Wednesday, December 29, 2010

Onward Christian Soldiers

Now the Christians want a slice of the National Curriculum action (see my last post):

"In this yuletide Tony Abbott went on record again as regarding the Bible as essential for all Australian schools. 'It is important for people to leave school with some understanding of the Bible'**, he responded to a question from the floor at his Penrith community forum on November 29. 'It is impossible to imagine our society without the influence of Christendom'.... In my role as an English and history teacher, rather than as a person of faith, I am convinced we disadvantage our public school students by not acquainting them with the meta-structures, motifs and moral queries of the Abrahamic scriptures... Indeed, when studying literature, children now in faith-based schools (about 32% of total enrolments, and much higher in senior secondary) enjoy a significant advantage over their state-school peers. Shakespeare, Donne, Milton, Dickens, Bronte (both), George Eliot, Hopkins, Hardy, TS Eliot, Steinbeck, Beckett, Yeats, Plath, Golding, Attwood and many, many others, require more than a passing knowledge of the Abrahamic Old and New testaments." (Bible study opens the door to mastering literature, David Hastie*, The Australian, 21/12/10)

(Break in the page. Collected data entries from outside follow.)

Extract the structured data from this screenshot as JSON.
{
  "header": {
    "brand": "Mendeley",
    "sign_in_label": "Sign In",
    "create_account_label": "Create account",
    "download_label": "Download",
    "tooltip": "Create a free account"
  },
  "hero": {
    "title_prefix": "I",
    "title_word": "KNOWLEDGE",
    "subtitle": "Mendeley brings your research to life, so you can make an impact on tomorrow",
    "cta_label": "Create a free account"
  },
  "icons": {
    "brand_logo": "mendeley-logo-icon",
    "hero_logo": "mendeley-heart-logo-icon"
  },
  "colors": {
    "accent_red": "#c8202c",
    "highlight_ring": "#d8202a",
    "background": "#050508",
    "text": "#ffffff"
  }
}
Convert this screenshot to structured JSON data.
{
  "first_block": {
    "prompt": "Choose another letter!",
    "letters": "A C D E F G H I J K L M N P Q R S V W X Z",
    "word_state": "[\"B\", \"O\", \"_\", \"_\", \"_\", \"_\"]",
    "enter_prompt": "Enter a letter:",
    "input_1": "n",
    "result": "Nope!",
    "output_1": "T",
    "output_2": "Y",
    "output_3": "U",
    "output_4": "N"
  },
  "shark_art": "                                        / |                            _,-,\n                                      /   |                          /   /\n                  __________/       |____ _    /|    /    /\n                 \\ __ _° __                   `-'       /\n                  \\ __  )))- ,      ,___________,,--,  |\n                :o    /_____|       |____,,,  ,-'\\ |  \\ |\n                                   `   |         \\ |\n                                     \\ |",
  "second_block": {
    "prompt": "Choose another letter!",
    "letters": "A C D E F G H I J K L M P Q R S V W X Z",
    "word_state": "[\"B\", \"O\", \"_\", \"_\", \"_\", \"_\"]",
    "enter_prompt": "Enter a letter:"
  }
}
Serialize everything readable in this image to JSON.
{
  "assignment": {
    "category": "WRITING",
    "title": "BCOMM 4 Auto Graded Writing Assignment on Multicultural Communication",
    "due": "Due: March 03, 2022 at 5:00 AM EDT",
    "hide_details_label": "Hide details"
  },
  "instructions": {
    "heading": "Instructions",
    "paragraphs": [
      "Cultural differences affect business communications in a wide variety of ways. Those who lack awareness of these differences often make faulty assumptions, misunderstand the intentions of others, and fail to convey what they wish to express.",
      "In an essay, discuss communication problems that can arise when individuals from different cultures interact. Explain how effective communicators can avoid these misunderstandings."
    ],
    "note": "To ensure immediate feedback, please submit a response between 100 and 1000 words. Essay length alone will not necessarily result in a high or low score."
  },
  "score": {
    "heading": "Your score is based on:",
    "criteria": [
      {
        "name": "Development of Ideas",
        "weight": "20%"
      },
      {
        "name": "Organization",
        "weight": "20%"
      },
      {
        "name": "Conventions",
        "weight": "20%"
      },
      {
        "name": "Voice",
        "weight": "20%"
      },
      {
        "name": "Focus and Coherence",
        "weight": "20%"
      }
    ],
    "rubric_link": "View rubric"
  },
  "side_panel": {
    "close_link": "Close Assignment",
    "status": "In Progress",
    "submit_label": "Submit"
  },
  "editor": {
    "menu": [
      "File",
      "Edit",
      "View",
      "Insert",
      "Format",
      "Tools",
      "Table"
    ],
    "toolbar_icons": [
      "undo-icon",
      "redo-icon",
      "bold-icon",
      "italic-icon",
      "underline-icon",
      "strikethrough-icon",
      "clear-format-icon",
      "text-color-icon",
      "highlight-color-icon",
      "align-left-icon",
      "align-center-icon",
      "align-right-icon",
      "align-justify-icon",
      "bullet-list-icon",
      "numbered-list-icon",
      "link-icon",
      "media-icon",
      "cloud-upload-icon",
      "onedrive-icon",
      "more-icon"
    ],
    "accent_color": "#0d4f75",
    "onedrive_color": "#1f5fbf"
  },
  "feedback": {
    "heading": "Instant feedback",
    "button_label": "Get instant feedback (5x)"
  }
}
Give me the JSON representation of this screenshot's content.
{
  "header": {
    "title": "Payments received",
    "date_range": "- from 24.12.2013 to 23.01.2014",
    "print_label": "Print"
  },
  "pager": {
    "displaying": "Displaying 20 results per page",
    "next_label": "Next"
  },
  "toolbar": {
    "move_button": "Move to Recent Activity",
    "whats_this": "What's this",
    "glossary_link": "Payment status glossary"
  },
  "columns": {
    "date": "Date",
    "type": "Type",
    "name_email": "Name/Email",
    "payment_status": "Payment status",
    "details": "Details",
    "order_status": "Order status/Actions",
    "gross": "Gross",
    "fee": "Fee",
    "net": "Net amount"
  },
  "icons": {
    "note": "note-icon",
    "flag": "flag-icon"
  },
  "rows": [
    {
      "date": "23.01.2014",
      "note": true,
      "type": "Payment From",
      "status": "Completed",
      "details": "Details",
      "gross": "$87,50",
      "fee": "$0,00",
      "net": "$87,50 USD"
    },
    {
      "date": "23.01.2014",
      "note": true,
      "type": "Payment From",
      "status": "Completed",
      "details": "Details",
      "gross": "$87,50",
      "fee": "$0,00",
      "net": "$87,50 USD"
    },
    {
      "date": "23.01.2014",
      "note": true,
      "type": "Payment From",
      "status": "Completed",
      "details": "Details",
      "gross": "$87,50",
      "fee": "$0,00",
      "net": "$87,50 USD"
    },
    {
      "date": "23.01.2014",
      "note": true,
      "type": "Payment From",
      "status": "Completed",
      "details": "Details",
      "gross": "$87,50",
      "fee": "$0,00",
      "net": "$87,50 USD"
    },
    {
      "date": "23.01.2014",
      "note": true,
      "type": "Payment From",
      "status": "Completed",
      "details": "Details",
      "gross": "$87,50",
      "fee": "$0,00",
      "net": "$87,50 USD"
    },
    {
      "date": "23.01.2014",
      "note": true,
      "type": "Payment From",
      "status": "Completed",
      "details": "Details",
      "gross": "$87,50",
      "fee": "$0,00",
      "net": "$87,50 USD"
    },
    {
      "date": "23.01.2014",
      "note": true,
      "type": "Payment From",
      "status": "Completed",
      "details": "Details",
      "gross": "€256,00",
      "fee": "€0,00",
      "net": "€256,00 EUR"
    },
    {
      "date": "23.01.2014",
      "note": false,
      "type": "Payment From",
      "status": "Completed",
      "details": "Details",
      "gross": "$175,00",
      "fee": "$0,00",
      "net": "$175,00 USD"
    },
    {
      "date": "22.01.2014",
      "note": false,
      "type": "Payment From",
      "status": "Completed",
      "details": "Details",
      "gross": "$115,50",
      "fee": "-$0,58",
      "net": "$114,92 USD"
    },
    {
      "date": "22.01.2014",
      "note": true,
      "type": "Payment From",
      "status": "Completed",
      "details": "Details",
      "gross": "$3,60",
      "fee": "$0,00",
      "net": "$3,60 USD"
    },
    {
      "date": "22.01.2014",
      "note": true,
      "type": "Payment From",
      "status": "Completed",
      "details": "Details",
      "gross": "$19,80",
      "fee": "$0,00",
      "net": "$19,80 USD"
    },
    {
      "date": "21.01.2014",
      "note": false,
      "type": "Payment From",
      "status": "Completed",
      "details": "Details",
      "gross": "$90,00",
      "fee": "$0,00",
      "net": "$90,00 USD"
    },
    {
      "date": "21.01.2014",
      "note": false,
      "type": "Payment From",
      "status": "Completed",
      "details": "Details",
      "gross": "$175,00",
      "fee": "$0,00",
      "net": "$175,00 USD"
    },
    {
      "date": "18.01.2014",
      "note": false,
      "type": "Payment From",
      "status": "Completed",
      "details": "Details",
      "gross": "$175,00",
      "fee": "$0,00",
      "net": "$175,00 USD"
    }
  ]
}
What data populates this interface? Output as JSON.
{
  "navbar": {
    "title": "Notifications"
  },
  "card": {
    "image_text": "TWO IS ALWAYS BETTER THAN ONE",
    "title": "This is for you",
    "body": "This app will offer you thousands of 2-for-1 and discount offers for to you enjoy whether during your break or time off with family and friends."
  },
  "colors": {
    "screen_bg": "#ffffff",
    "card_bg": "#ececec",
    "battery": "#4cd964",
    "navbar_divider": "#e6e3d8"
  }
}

[* "DH teaches HSC and International Baccalaureate English at St Paul's Grammar School and is a PhD candidate in education at Macquarie University."]

"The draft national curriculum for history opened an exciting prospect. Here was a chance, I thought, to defend the honour of Christianity amid the cut and thrust of educational theory, pitting myself against the intricate arguments of those who would deny, or at least downplay, the greatness of the influence of Christianity in the unravelling of the great events of the ages. Yet the compilers of the draft curriculum have chosen the simplest strategy of all: deliberate, pointed, tendentious and outrageous silence. In its 20 pages, the draft ancient history curriculum mentions religion twice. There is no reference to Christianity anywhere in the document... For believers... the reality is that the incarnation of Christ was and is the greatest event in human history, and that this greatness is not simply a matter of degree, but it is a kind of an absolute and ultimate truth by which alone the significance of all other events must be judged." (Chistianity has role in learning, David Daintree*, The Australian, 29/12/10)

[*"DD is president of Campion College Australia. This is an edited version of an essay piece appearing in the forthcoming The national curriculum: A critique, published by the Institute of Public Affairs and Mannkal Economic Education Foundation."]

[**For Sam Lipski's suggestion that Exodus, 1-20 be included in the English curriculum, see my 12/4/10 post Sam Lipski's National Curriculum.]

1 comment:

Anonymous said...

Hi, I am from Melbourne.
I came across your site via a browse on David Hastie.

I would suggest that the righteous christian study and digest these references which could be titled applied christian politics 101

www.nobeliefs.com/nazis.htm

www.jesusneverexisted.com/cruelty.htm

www.dartmouth.edu/~spanmod/mural/panel13.html

www.logosjournal.com/hammer_kellner

Which is to say that applied anti-semitism is as christian as apple pie, and that the Holocaust was the inevitable outcome of centuries of applied christian anti-semitism, and the catholic prayer (or is that prey) for the conversion of the Jews.